The story of one man trying to stop the proliferation of weapons, worldwide. The story of former president of Costa Rica and 1987 Nobel Peace Prize Winner Oscar Sanchez Arias. Released at the Festival de Télévision de Monte-Carlo June 18, 2017 followed by a three month Google Play Exclusive release and all over the planet on September 21st, 2017, the International Day of Peace.
Unable to attend the festival in person, director and writer Dawn Engle provided the following pre-recorded acceptance speech for audiences at the festival:
“Thank you for focusing on Human Rights, the most important issue in the world.” – Dawn Engle
About the Film
Oscar Arias was born in Costa Rica in 1941. When he was a child, Costa Rica became the first country to disband its standing army. This allowed Costa Rica to invest in education, healthcare and the environment. Oscar studied law and economics in Costa Rica, the United States, and Great Britain, eventually receiving a doctorate in economics. He joined the social democratic party and became a member of the government in the 1970s. Arias was elected President in 1986 amid a civil war in neighboring Nicaragua, El Salvador, Honduras, and Guatemala.
As president, he took measures to deal with Costa Rica’s heavy foreign debt and other economic problems, but his main interest was in trying to restore peace and political stability to the war-torn countries of Central America. In February 1987, he proposed a regional peace plan for the Central American countries, called the Arias Plan, that set a date for cease-fires between government and rebel forces, ensured amnesty for political prisoners, and called for free and democratic elections in those countries.
The Arias Plan laid the foundation for the peace process that eventually succeeded in Central America.In October 1987, Oscar Arias was awarded the Nobel Peace Prize in recognition of his efforts to achieve the beginnings of peace in the region. With the Nobel Prize money, he formed the Arias Foundation for Peace & Human Progress to promote peace, justice, and equality in Central America. He was re-elected as President of Costa Rica from 2006-2010, after the country amended its constitution to allow him to run again. Oscar Arias continues to work for peace in Central America, keeping the vision of the Arias Plan alive.
This is the story of a tiny country that made a decision to do something that no other country had ever done — it decided to abolish its army and declare peace to the world. And this is the story of a young boy who grew up in that country, and how he ended up challenging — and sometimes even convincing — the greatest powers in the world to follow Costa Rica’s example.“Oscar Arias: Without a Shot Fired” is a Don Quixote-like saga with great historical touchstones — Ronald Reagan and Mikhail Gorbachev, Cold War politics and Communism, Central American War and Peace.
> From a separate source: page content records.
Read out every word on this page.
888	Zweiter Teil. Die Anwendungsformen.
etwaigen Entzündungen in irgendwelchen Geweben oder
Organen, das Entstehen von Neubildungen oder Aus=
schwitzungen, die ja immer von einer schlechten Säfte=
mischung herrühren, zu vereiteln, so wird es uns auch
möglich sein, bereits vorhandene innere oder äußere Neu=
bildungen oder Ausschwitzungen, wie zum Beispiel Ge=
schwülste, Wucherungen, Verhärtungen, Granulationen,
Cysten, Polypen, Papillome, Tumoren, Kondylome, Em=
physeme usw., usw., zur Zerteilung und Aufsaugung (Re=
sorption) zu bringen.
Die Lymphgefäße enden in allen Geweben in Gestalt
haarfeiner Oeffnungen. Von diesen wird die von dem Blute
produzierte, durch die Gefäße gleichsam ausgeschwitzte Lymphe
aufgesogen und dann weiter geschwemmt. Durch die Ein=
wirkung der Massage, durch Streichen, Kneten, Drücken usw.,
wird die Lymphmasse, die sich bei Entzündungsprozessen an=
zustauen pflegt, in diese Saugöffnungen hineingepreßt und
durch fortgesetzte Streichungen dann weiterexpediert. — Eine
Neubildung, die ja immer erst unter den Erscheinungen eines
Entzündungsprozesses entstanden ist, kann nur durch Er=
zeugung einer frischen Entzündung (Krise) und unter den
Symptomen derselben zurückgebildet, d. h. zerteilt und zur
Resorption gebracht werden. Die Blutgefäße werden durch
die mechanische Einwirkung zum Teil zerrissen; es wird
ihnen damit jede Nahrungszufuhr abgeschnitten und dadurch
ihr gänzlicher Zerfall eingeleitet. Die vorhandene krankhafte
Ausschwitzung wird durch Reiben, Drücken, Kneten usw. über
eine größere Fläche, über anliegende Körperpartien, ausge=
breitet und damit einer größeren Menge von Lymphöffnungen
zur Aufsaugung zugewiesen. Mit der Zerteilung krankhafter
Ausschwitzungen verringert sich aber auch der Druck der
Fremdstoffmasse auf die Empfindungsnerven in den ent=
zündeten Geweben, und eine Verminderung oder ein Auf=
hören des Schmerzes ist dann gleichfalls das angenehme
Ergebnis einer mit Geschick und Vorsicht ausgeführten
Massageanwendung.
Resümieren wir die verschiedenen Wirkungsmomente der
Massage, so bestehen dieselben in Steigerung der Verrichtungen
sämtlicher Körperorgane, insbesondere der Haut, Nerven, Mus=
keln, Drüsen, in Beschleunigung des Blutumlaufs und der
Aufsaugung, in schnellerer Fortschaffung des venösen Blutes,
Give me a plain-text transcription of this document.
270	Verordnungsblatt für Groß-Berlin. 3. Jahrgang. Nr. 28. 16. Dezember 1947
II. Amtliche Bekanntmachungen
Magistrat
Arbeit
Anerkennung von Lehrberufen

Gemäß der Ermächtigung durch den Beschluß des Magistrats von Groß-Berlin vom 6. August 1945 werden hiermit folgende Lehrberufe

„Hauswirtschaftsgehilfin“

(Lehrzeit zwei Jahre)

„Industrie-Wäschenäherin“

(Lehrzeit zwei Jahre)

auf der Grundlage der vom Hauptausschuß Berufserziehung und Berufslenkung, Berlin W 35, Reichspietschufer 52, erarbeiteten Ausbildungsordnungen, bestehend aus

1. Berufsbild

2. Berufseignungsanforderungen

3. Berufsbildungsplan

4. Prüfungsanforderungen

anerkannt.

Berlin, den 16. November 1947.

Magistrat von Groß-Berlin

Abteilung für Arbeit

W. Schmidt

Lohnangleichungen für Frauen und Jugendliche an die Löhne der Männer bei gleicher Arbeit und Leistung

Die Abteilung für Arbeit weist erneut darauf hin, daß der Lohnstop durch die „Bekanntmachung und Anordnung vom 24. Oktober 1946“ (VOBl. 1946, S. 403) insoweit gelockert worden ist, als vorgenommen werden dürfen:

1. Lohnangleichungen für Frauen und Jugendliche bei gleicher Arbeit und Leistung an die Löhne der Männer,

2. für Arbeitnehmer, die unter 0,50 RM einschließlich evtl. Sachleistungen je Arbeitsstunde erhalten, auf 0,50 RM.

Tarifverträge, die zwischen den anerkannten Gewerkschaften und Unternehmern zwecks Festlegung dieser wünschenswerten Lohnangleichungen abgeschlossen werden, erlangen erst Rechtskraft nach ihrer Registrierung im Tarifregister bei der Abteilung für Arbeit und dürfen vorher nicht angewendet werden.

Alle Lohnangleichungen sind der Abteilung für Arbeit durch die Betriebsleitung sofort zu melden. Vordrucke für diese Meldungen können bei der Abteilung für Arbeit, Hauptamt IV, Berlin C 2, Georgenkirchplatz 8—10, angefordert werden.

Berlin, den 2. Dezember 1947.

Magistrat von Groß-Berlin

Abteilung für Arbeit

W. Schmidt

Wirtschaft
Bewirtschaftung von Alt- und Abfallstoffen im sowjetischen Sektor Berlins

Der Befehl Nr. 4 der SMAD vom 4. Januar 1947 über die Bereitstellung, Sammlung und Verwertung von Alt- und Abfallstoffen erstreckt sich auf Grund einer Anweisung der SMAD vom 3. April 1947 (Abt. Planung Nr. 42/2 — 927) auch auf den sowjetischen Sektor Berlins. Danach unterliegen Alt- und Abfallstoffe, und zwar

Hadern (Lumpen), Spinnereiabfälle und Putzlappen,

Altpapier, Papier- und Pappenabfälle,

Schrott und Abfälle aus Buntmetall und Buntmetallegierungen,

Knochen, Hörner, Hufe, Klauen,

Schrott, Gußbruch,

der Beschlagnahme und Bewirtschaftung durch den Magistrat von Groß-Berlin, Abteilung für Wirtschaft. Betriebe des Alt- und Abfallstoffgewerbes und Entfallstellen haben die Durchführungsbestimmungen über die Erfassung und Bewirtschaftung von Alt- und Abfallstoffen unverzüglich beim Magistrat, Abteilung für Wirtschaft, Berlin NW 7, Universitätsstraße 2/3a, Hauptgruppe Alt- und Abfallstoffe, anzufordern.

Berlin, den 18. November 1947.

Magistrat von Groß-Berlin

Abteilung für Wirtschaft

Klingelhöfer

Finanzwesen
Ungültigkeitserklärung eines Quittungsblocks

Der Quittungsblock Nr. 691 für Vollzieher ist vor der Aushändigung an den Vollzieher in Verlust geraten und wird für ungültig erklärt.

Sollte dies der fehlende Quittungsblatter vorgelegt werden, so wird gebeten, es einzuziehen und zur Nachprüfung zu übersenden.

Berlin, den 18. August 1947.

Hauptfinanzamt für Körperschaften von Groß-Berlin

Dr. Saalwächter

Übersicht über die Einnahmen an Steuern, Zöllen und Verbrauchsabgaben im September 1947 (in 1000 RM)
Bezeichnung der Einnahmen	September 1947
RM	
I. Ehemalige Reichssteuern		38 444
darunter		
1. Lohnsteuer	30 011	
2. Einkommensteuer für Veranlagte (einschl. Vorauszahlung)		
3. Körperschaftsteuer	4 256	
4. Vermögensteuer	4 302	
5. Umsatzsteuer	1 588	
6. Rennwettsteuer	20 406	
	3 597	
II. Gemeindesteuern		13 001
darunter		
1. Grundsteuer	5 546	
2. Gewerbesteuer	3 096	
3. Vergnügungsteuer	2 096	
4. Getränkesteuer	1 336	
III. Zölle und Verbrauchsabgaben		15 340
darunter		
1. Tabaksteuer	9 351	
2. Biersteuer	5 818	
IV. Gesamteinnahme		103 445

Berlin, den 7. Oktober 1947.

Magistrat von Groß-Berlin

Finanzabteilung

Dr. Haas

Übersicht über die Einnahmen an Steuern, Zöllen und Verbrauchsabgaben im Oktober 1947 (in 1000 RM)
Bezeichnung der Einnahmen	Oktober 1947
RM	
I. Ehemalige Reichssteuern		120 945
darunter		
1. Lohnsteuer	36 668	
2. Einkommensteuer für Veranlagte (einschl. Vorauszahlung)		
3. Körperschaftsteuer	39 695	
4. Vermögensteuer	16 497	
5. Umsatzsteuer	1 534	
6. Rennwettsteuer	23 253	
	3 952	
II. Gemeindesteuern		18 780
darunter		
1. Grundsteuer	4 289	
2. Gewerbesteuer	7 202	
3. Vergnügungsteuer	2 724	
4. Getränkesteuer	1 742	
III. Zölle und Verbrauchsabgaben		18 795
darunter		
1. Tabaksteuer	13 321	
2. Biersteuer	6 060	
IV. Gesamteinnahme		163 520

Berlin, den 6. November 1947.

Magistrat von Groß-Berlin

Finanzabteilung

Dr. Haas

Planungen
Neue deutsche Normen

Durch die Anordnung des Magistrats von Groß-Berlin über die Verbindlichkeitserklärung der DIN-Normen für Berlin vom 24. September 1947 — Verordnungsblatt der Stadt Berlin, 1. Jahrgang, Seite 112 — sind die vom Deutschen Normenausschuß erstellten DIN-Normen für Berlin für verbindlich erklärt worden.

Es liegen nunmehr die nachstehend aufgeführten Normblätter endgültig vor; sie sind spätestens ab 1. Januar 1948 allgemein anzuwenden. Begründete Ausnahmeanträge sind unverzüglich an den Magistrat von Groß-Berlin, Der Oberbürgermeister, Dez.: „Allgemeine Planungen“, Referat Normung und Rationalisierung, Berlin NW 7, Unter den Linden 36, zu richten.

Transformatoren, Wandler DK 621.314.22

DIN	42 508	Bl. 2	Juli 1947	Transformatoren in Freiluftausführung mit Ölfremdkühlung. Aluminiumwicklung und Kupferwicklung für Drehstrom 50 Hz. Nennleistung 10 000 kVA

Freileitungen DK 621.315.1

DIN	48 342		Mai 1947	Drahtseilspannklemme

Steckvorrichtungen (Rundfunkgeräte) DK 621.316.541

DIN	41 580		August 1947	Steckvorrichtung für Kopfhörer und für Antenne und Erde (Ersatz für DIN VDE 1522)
It follows a slight, academic, and most unlikely hero over the course of more than fifty years, as he travels the world in a quest to stop the spread of the weapons of war. In the end, it is a story about the triumph of reason, of the sparrow triumphing over the eagle, and how the impossible dream can sometimes come true.
About the Director
Dawn Gifford Engle is an activist, filmmaker and Co-Founder and Executive Director of the The PeaceJam Foundation, a nonprofit organization led by thirteen Nobel Peace Laureates and a global leader in developing young leaders and engaging adults and youth in their local and global communities. Dawn began her career as an economist, working 12 years for the U.S. Congress in Washington, D.C. She was the youngest women ever appointed to serve as Chief of Staff to a U.S. Senator.
In 1991, after meeting and befriending the Dalai Lama, she co-founded the Colorado Friends of Tibet, and in 1994, she and husband Ivan Suvanjieff began working together to create the PeaceJam program, which has been recognized internationally for excellence in peace education. Today, the PeaceJam Foundation is a global organization that has engaged hundreds of thousands of youth in root-cause centered action addressing the most pressing issues facing our world.
Dawn now works with a team of 13 Nobel Peace Laureates who have identified 10 core issues that, if addressed though the leadership of the participating Nobel Peace Laureates and the energy of youth, will have a substantial and lasting impact on creating a more just, peaceful, and sustainable world for all. In addition, she co-authored the book, “PEACEJAM: A Billion Simple Acts of Peace”, which was published by Penguin in 2008 and directed the award-winning documentary films, 2012: The True Mayan Prophecy and Mayan Renaissance, which is the first in a series of feature length documentaries in PeaceJam’s Nobel Legacy Film Series. Dawn has been nominated eight times for the Nobel Peace Prize herself.